This article surveys an area of Justice Scalia’s legacy that is often overlooked by scholars who write broadly about the Supreme Court: his many contributions to the field of bankruptcy law. The Bankruptcy Code is rife with statutory interpretation questions that demand clear and predictable answers, due to the efficiency interests at stake and the absence of any intermediate interpretive forces, such as administrative agencies. Justice Scalia arrived on the high court at the outset of the modern bankruptcy era, and the article argues that his brand of rule-based textualism was a particularly good fit for bankruptcy law.
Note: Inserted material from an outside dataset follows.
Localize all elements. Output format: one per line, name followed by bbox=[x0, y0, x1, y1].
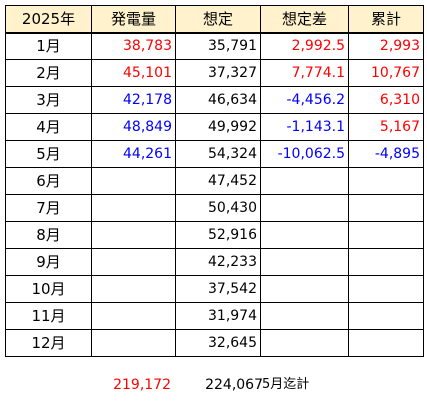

Specifically, four themes emerge from Justice Scalia’s bankruptcy writings: a holistic approach to the Bankruptcy Code, a Kantian commitment to textual justice, a vocal crusade against legislative history, and an insistence on clear rules to delineate bankruptcy judges’ powers. A review of Justice Scalia’s decisions exemplifying these themes leads to some surprising and perhaps counterintuitive conclusions about the ways in which his approach to the Bankruptcy Code often benefited individual debtors over larger creditors, particularly consumer lenders. The article argues that each aspect of this philosophy promotes predictability and clarity, thereby furthering the ultimate purposes of the Bankruptcy Code.
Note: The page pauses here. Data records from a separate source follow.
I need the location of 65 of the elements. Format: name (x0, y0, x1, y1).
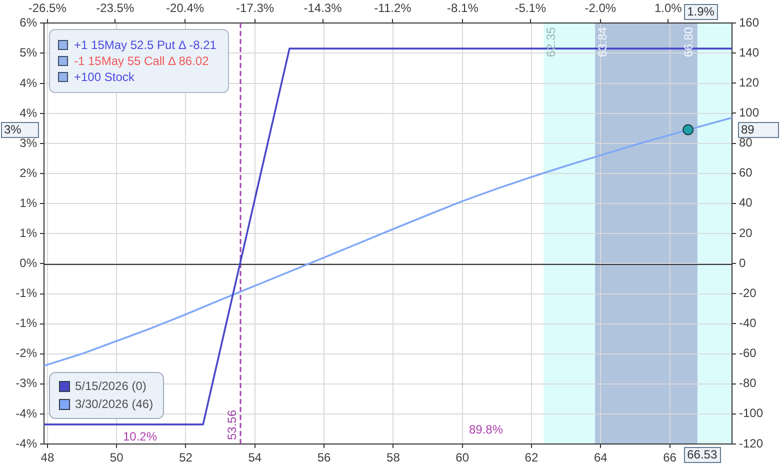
y2-tick-label: 160 (739, 15, 760, 30)
y2-tick-label: 40 (739, 196, 753, 210)
y-tick-label: 6% (20, 15, 38, 30)
y-tick-label: -1% (16, 316, 38, 330)
y2-tick-label: 80 (739, 136, 753, 150)
annotation: 10.2% (122, 429, 158, 444)
annotation: +100 Stock (74, 70, 134, 84)
y-tick-label: 4% (20, 76, 38, 90)
x2-tick-label: -14.3% (304, 1, 342, 16)
x-tick-label: 58 (386, 450, 400, 465)
x-tick-label: 62 (524, 450, 538, 465)
y2-tick-label: 100 (739, 106, 760, 120)
x2-tick-label: -2.0% (584, 1, 616, 16)
x-tick-label: 52 (179, 450, 193, 465)
x2-tick-label: -11.2% (374, 1, 412, 16)
y-tick-label: -1% (16, 286, 38, 300)
annotation: 63.84 (595, 26, 610, 58)
y2-tick-label: 140 (739, 45, 760, 60)
annotation: 66.80 (682, 26, 696, 58)
annotation: 89 (741, 122, 755, 137)
y-tick-label: -4% (16, 406, 38, 420)
y-tick-label: -3% (16, 376, 38, 390)
annotation: 1.9% (687, 4, 715, 18)
y2-tick-label: -20 (739, 286, 757, 300)
y-tick-label: 3% (20, 136, 38, 150)
y2-tick-label: -80 (739, 376, 757, 390)
y-tick-label: -4% (16, 436, 38, 450)
y2-tick-label: 120 (739, 75, 760, 90)
x2-tick-label: -20.4% (166, 1, 204, 16)
legend-label: 3/30/2026 (46) (75, 396, 154, 411)
y-tick-label: 0% (20, 256, 38, 270)
legend-label: 5/15/2026 (0) (75, 378, 146, 393)
y2-tick-label: -40 (739, 316, 757, 330)
y-tick-label: 2% (20, 166, 38, 180)
x-tick-label: 48 (40, 450, 54, 465)
x2-tick-label: -23.5% (96, 1, 134, 16)
x-tick-label: 60 (456, 450, 470, 465)
annotation: +1 15May 52.5 Put Δ -8.21 (74, 38, 216, 52)
x-tick-label: 64 (594, 450, 608, 465)
x-tick-label: 66 (663, 450, 677, 465)
x2-tick-label: 1.0% (654, 1, 682, 16)
annotation: 66.53 (687, 447, 718, 462)
ref-line-label: 53.56 (224, 410, 239, 440)
x-tick-label: 54 (248, 450, 262, 465)
annotation: 89.8% (468, 422, 504, 436)
x2-tick-label: -26.5% (28, 1, 67, 16)
y-tick-label: 1% (20, 196, 38, 210)
y2-tick-label: -60 (739, 346, 757, 360)
x2-tick-label: -5.1% (514, 1, 546, 16)
x2-tick-label: -8.1% (447, 1, 479, 16)
y-tick-label: 4% (20, 106, 38, 120)
x-tick-label: 50 (110, 450, 124, 465)
y2-tick-label: 60 (739, 166, 753, 180)
y-tick-label: -2% (16, 346, 38, 360)
x2-tick-label: -17.3% (236, 1, 274, 16)
text: 3% (4, 122, 22, 137)
y2-tick-label: -120 (739, 436, 764, 450)
annotation: 62.35 (544, 26, 558, 58)
y2-tick-label: 0 (739, 256, 746, 270)
y2-tick-label: 20 (739, 226, 753, 240)
y2-tick-label: -100 (739, 406, 764, 420)
y-tick-label: 5% (20, 45, 38, 60)
x-tick-label: 56 (317, 450, 332, 465)
y-tick-label: 1% (20, 226, 38, 240)
annotation: -1 15May 55 Call Δ 86.02 (74, 54, 209, 68)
But despite these advantages, Justice Scalia’s philosophy has not been widely embraced. To help explain this paradox, the article identifies several bankruptcy decisions in which Justice Scalia did not faithfully follow his own rules, thereby muddying his overall message to lower courts and litigants. Nonetheless, the article concludes by urging bankruptcy judges and practitioners to look past these exceptions and continue to press a rule-based textualist approach.